If your Ex wants to have sex with you, he may appear at your door at unexpected times. He may say that he forgot to pick something up when he moved out. He might suddenly begin to act nice and say all the things you wish he had said when you were together. He might even talk about how much he has changed and grown and how he wishes you could know him now. If you have children together, the issue of reconnecting becomes even more difficult, because as everyone knows, kids just want their parents to kiss and wake up.
But if your Ex wants sex, beware. Even though it would be easy to slip into your old routines, you would be crossing an invisible line that you would probably regret. Before you even consider getting into bed with him (or her), think about the following:
What were the reasons you broke up in the first place?
If your Ex wants sex, ask yourself what the reasons were for breaking up. Often, when people get back together, in a very short time, all of the old unresolved issues that drove them apart resurface. Unless you have both been working on yourselves in counseling to confront and change destructive behavior patterns, those habits will return.
Are you prone to make things up to be better than they actually are?
If your Ex wants sex, are you flattered, or happy or thinking you are getting back together and everything will be fine? Some people are born optimists, which can be a good thing, but when that optimism crosses the line into illusions of future happiness, you are in trouble. You are imagining the way you want your life to be rather than facing the way it actually is or was. Just because you want to get back together with your Ex and have it work out does not mean that it can. It will take work, and presumably, you have already worked on the relationship and it didn't take, so you have to hold onto your hopeful emotions and not let them run away with your good sense.
Do you feel so certain that the relationship is over, it wouldn't cause any problems to have a little intimacy?
If your Ex wants sex, are they feeling emotionally needy? In most breakups, one person usually wanted to end the relationship more than the other one. If you were the one who wanted out, it would be highly unfair of you to take advantage of your former partner's vulnerability by having sex. You will just fuel their hopes and they will continue to hold on to you or the idea of being together again.
What about the children?
If your Ex wants sex, have you thought about how this will confuse the children? If you have children, and you and your Ex have sex, the children will sense that you two have been close. Nothing will disturb their world more than getting hopeful that you two will be together again, only to discover that it isn't going to last. For them, it is like revisiting an old wound. They will start to feel numb.
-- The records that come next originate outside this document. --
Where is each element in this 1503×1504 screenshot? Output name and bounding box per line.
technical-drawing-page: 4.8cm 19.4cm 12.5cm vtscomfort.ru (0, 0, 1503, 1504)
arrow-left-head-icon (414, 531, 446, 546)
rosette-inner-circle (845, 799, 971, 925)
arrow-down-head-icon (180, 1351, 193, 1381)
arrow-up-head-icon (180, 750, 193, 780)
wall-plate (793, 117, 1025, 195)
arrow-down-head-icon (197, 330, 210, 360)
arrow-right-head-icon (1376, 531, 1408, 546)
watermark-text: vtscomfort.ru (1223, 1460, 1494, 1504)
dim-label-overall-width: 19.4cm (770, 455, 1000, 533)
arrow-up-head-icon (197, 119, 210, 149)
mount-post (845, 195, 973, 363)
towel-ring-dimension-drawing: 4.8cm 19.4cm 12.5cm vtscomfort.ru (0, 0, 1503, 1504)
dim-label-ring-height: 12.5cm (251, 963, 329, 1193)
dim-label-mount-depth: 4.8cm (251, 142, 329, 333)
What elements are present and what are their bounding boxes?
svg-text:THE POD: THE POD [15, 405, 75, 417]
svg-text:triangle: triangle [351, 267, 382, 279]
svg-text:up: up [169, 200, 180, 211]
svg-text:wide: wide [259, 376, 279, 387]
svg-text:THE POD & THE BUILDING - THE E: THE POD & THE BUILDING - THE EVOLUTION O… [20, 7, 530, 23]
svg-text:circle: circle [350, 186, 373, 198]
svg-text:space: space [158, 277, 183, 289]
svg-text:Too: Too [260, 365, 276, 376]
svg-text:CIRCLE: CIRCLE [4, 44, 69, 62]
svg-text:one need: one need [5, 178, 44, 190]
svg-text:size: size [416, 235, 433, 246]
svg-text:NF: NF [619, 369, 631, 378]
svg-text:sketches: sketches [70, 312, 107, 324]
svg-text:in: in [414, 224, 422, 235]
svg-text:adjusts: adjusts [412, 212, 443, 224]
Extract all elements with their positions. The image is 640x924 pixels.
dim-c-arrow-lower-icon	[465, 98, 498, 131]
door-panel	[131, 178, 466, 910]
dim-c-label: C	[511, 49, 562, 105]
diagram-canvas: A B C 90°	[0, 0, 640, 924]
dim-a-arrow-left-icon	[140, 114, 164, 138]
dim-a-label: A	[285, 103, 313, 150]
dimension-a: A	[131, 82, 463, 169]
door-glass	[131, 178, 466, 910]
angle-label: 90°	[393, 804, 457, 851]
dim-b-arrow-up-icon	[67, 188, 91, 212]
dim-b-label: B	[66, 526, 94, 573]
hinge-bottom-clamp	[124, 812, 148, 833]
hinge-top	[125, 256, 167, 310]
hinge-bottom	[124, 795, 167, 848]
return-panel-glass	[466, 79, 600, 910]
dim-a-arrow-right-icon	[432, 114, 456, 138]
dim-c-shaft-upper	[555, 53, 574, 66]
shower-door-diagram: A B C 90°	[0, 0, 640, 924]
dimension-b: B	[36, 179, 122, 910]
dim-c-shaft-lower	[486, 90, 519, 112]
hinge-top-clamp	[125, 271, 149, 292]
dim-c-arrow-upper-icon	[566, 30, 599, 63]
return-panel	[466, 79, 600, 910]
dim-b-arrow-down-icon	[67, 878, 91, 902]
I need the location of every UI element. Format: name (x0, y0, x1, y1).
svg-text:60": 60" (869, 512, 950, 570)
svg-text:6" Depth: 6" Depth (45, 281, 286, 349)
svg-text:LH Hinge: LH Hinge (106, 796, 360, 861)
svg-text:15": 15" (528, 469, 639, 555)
What about moving on with your life?
If your Ex wants sex, have you considered how this will set you back in terms of implementing your new life? Countless people have sex with their Ex and think it does not impact their life in any negative way...as long as no one knows about it. The problem is, you know about it, and if you both have gone separate ways but still hook up sometimes, you are not really moving on with your life. You are hanging out in limbo, waiting for someone or something, not in a committed relationship, but not really free either. You may tell yourself that you don't really want a relationship, while you settle for crumbs. You may even feel like you are having an affair with your Ex, which will cause you to despair. You need to let go of the old life and design your new life to be exactly what you want.
It is in your power to ask for, expect, and have, more than just sex with your Ex. Find a coach, counselor, therapist, or minister to help guide you to a better relationship with yourself, with those who love you, and even with a person who wants to be committed to you. You can do it.